Delving into the Scent of Apprehension: The Sámi Artist Revamps The Gallery's Exhibition Space with Arctic Deer Themed Exhibit

Guests to the renowned gallery are accustomed to unusual displays in its vast Turbine Hall. They have relaxed under an artificial sun, slid down spiral slides, and observed robotic sea creatures hovering through the air. However this marks the inaugural time they will be venturing themselves in the intricate nasal passages of a reindeer. The newest creative installation for this huge space—designed by Native Sámi artist Máret Ánne Sara—invites visitors into a labyrinthine construction inspired by the expanded inside of a reindeer's nose passages. Inside, they can meander around or unwind on skins, listening on headphones to Sámi elders telling tales and insights.

Focus on the Nasal Passages

Why the nose? It may appear quirky, but the artwork honors a rarely recognized natural marvel: scientists have uncovered that in less than one second, the reindeer's nose can heat the incoming air it inhales by 80 degrees celsius, enabling the creature to thrive in extreme Arctic climates. Scaling the nose to human-scale dimensions, Sara notes, "generates a perception of smallness that you as a human being are not in control over nature." She is a ex- writer, children's author, and land defender, who comes from a herding family in the Norwegian Arctic. "Perhaps that generates the chance to shift your outlook or evoke some humility," she continues.

A Tribute to Traditional Ways

The labyrinthine design is one of several features in Sara's engaging art project celebrating the traditions, knowledge, and beliefs of the Sámi, the sole native group in Europe. Partially migratory, the Sámi count approximately 100,000 people ranged across the Norwegian north, the Finnish Arctic, Sweden, and Russia's Kola Peninsula (an region they call Sápmi). They have endured persecution, forced assimilation, and repression of their dialect by all four nations.

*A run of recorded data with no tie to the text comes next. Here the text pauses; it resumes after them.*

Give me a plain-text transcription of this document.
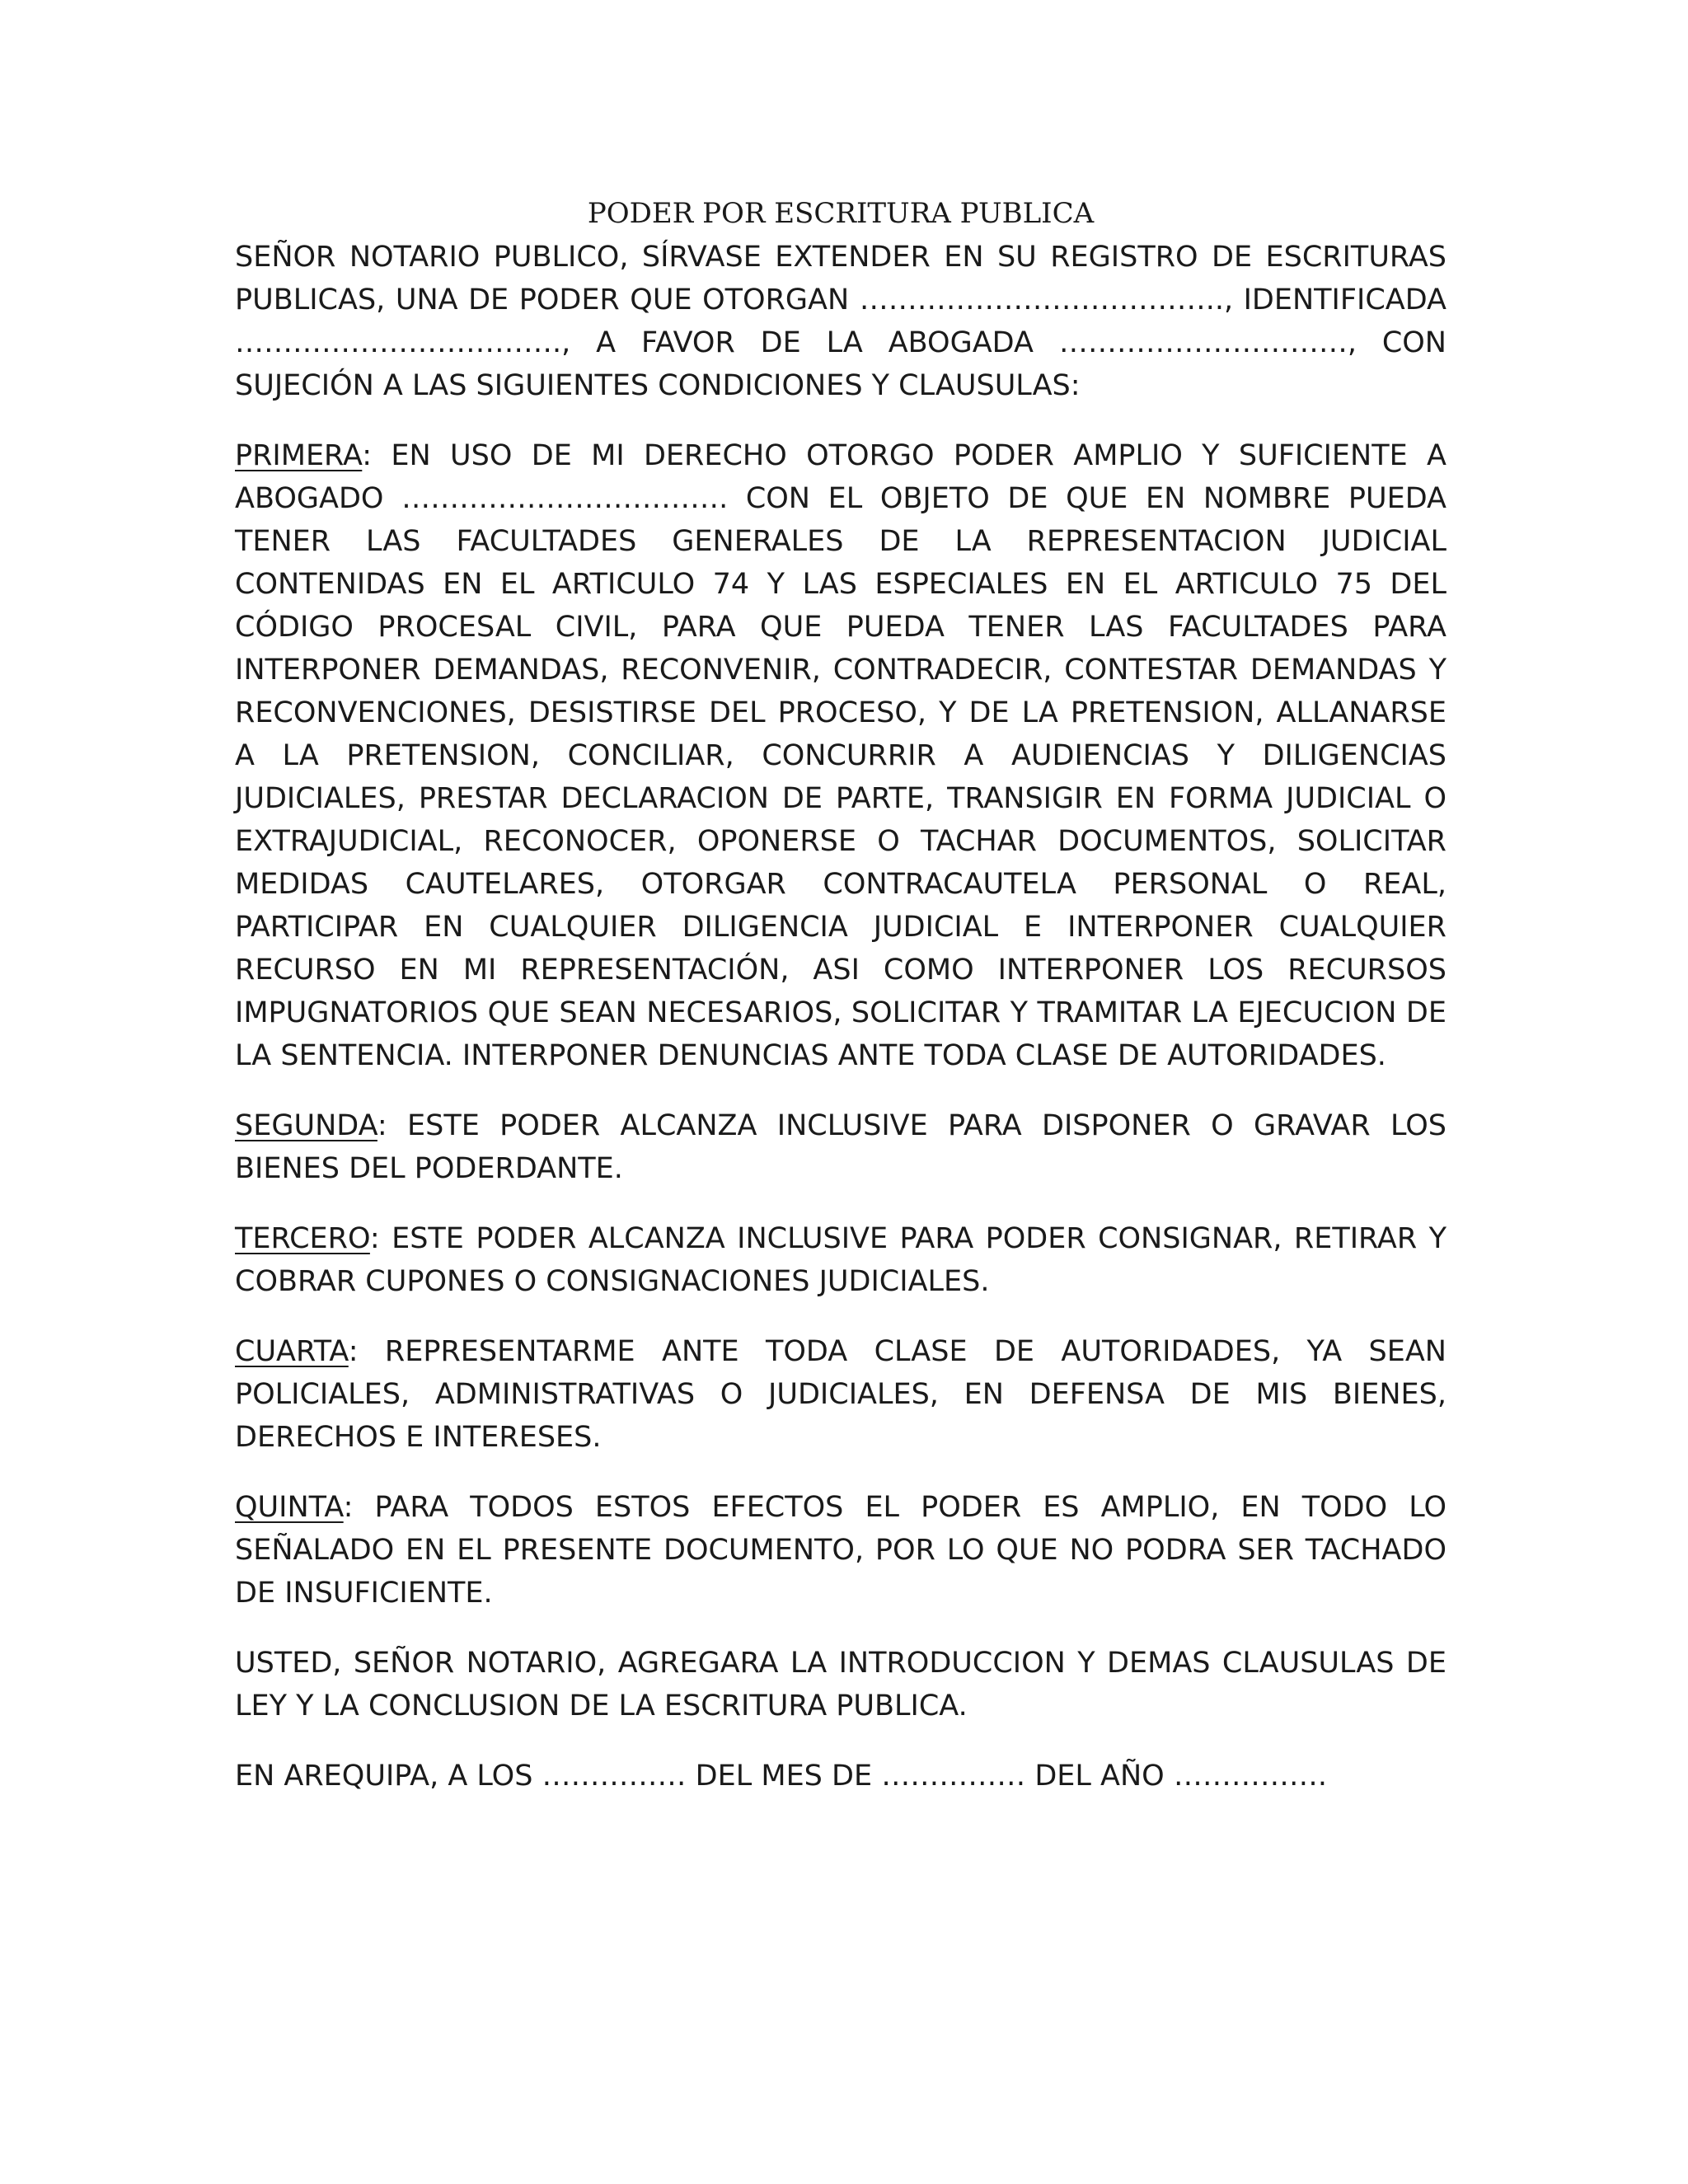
PODER POR ESCRITURA PUBLICA

SEÑOR NOTARIO PUBLICO, SÍRVASE EXTENDER EN SU REGISTRO DE ESCRITURAS PUBLICAS, UNA DE PODER QUE OTORGAN ……………………………….., IDENTIFICADA ……………………………., A FAVOR DE LA ABOGADA …………………………, CON SUJECIÓN A LAS SIGUIENTES CONDICIONES Y CLAUSULAS:

PRIMERA: EN USO DE MI DERECHO OTORGO PODER AMPLIO Y SUFICIENTE A ABOGADO ……………………………. CON EL OBJETO DE QUE EN NOMBRE PUEDA TENER LAS FACULTADES GENERALES DE LA REPRESENTACION JUDICIAL CONTENIDAS EN EL ARTICULO 74 Y LAS ESPECIALES EN EL ARTICULO 75 DEL CÓDIGO PROCESAL CIVIL, PARA QUE PUEDA TENER LAS FACULTADES PARA INTERPONER DEMANDAS, RECONVENIR, CONTRADECIR, CONTESTAR DEMANDAS Y RECONVENCIONES, DESISTIRSE DEL PROCESO, Y DE LA PRETENSION, ALLANARSE A LA PRETENSION, CONCILIAR, CONCURRIR A AUDIENCIAS Y DILIGENCIAS JUDICIALES, PRESTAR DECLARACION DE PARTE, TRANSIGIR EN FORMA JUDICIAL O EXTRAJUDICIAL, RECONOCER, OPONERSE O TACHAR DOCUMENTOS, SOLICITAR MEDIDAS CAUTELARES, OTORGAR CONTRACAUTELA PERSONAL O REAL, PARTICIPAR EN CUALQUIER DILIGENCIA JUDICIAL E INTERPONER CUALQUIER RECURSO EN MI REPRESENTACIÓN, ASI COMO INTERPONER LOS RECURSOS IMPUGNATORIOS QUE SEAN NECESARIOS, SOLICITAR Y TRAMITAR LA EJECUCION DE LA SENTENCIA. INTERPONER DENUNCIAS ANTE TODA CLASE DE AUTORIDADES.

SEGUNDA: ESTE PODER ALCANZA INCLUSIVE PARA DISPONER O GRAVAR LOS BIENES DEL PODERDANTE.

TERCERO: ESTE PODER ALCANZA INCLUSIVE PARA PODER CONSIGNAR, RETIRAR Y COBRAR CUPONES O CONSIGNACIONES JUDICIALES.

CUARTA: REPRESENTARME ANTE TODA CLASE DE AUTORIDADES, YA SEAN POLICIALES, ADMINISTRATIVAS O JUDICIALES, EN DEFENSA DE MIS BIENES, DERECHOS E INTERESES.

QUINTA: PARA TODOS ESTOS EFECTOS EL PODER ES AMPLIO, EN TODO LO SEÑALADO EN EL PRESENTE DOCUMENTO, POR LO QUE NO PODRA SER TACHADO DE INSUFICIENTE.

USTED, SEÑOR NOTARIO, AGREGARA LA INTRODUCCION Y DEMAS CLAUSULAS DE LEY Y LA CONCLUSION DE LA ESCRITURA PUBLICA.

EN AREQUIPA, A LOS …………… DEL MES DE …………… DEL AÑO …………….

By focusing on the reindeer, an creature at the core of the Sámi mythology and founding narrative, the work also draws attention to the community's challenges connected to the global warming, property rights, and imperialism.

Symbolism in Elements

On the long entrance incline, there's a soaring, eighty-five-foot sculpture of skins ensnared by utility lines. It serves as a metaphor for the societal frameworks constraining the Sámi. Like an electrical tower, part celestial ladder, this part of the artwork, titled Goavve-, points to the Sámi word for an extreme weather phenomenon, in which thick sheets of ice appear as changing weather melt and solidify again the snow, trapping the reindeers' main winter food, fungus. Goavvi is a result of climate change, which is taking place up to at an accelerated rate in the Far North than elsewhere.

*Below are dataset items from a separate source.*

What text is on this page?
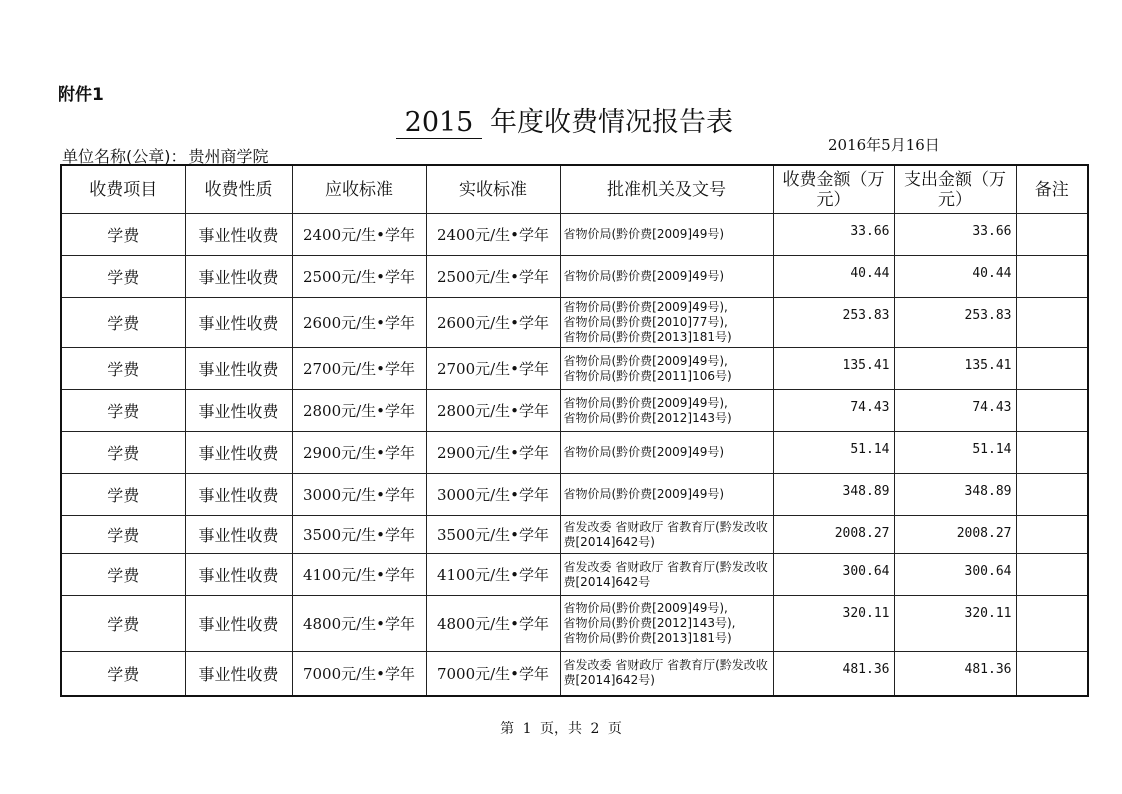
附件1
2015 年度收费情况报告表
2016年5月16日
单位名称(公章)： 贵州商学院
收费项目	收费性质	应收标准	实收标准	批准机关及文号	收费金额（万元）	支出金额（万元）	备注
学费	事业性收费	2400元/生•学年	2400元/生•学年	省物价局(黔价费[2009]49号)	33.66	33.66	
学费	事业性收费	2500元/生•学年	2500元/生•学年	省物价局(黔价费[2009]49号)	40.44	40.44	
学费	事业性收费	2600元/生•学年	2600元/生•学年	省物价局(黔价费[2009]49号),
省物价局(黔价费[2010]77号),
省物价局(黔价费[2013]181号)	253.83	253.83	
学费	事业性收费	2700元/生•学年	2700元/生•学年	省物价局(黔价费[2009]49号),
省物价局(黔价费[2011]106号)	135.41	135.41	
学费	事业性收费	2800元/生•学年	2800元/生•学年	省物价局(黔价费[2009]49号),
省物价局(黔价费[2012]143号)	74.43	74.43	
学费	事业性收费	2900元/生•学年	2900元/生•学年	省物价局(黔价费[2009]49号)	51.14	51.14	
学费	事业性收费	3000元/生•学年	3000元/生•学年	省物价局(黔价费[2009]49号)	348.89	348.89	
学费	事业性收费	3500元/生•学年	3500元/生•学年	省发改委 省财政厅 省教育厅(黔发改收费[2014]642号)	2008.27	2008.27	
学费	事业性收费	4100元/生•学年	4100元/生•学年	省发改委 省财政厅 省教育厅(黔发改收费[2014]642号	300.64	300.64	
学费	事业性收费	4800元/生•学年	4800元/生•学年	省物价局(黔价费[2009]49号),
省物价局(黔价费[2012]143号),
省物价局(黔价费[2013]181号)	320.11	320.11	
学费	事业性收费	7000元/生•学年	7000元/生•学年	省发改委 省财政厅 省教育厅(黔发改收费[2014]642号)	481.36	481.36	
第 1 页，共 2 页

Three years ago, I traveled to see Sara in a remote town during a severe cold period and went with Sámi reindeer keepers on their snowmobiles in freezing temperatures as they carried containers of supplementary feed on to the wind-scoured Arctic plains to dispense manually. These animals surrounded round us, pawing the frozen ground in vain attempts for lichen-covered pieces. This costly and laborious procedure is having a severe effect on herding practices—and on the animals' natural survival. But the other option is starvation. As goavvi winters become frequent, reindeer are perishing—a number from starvation, others drowning after plunging into lakes and rivers through thinning ice sheets. To some extent, the installation is a tribute to them. "By overlapping of elements, in a way I'm transporting the phenomenon to London," says Sara.

Contrasting Perspectives

This artwork also highlights the clear contrast between the modern understanding of energy as a commodity to be exploited for gain and survival and the Sámi worldview of energy as an natural power in creatures, humans, and nature. Tate Modern's legacy as a fossil fuel plant is connected to this, as is what the Sámi see as environmental exploitation by Nordic countries. As they strive to be exemplars for renewable energy, Nordic nations have locked horns with the Sámi over the building of wind energy projects, water power facilities, and mines on their ancestral land; the Sámi assert their fundamental freedoms, incomes, and traditions are threatened. "It's very difficult being such a small minority to defend yourself when the reasons are based on global sustainability," Sara comments. "Extractivism has adopted the language of ecology, but still it's just attempting to find more suitable ways to maintain practices of expenditure."

Individual Challenges

The artist and her relatives have themselves clashed with the national administration over its increasingly stringent policies on reindeer management. Previously, Sara's brother undertook a series of ultimately unsuccessful lawsuits over the required reduction of his animals, apparently to stop overgrazing. As a show of solidarity, Sara produced a extended set of artworks called Pile O'Sápmi comprising a massive curtain of four hundred cranial remains, which was shown at the the art exhibition Documenta 14 and later obtained by the public gallery, where it hangs in the entrance.

The Role of Art in Activism

For numerous Indigenous people, creative work seems the sole domain in which they can be heard by people of other nations. Two years ago, Sara was {one of three|among a group of|

Tina Peters
Tina Peters

A seasoned business strategist with over 15 years of experience in corporate innovation and digital transformation.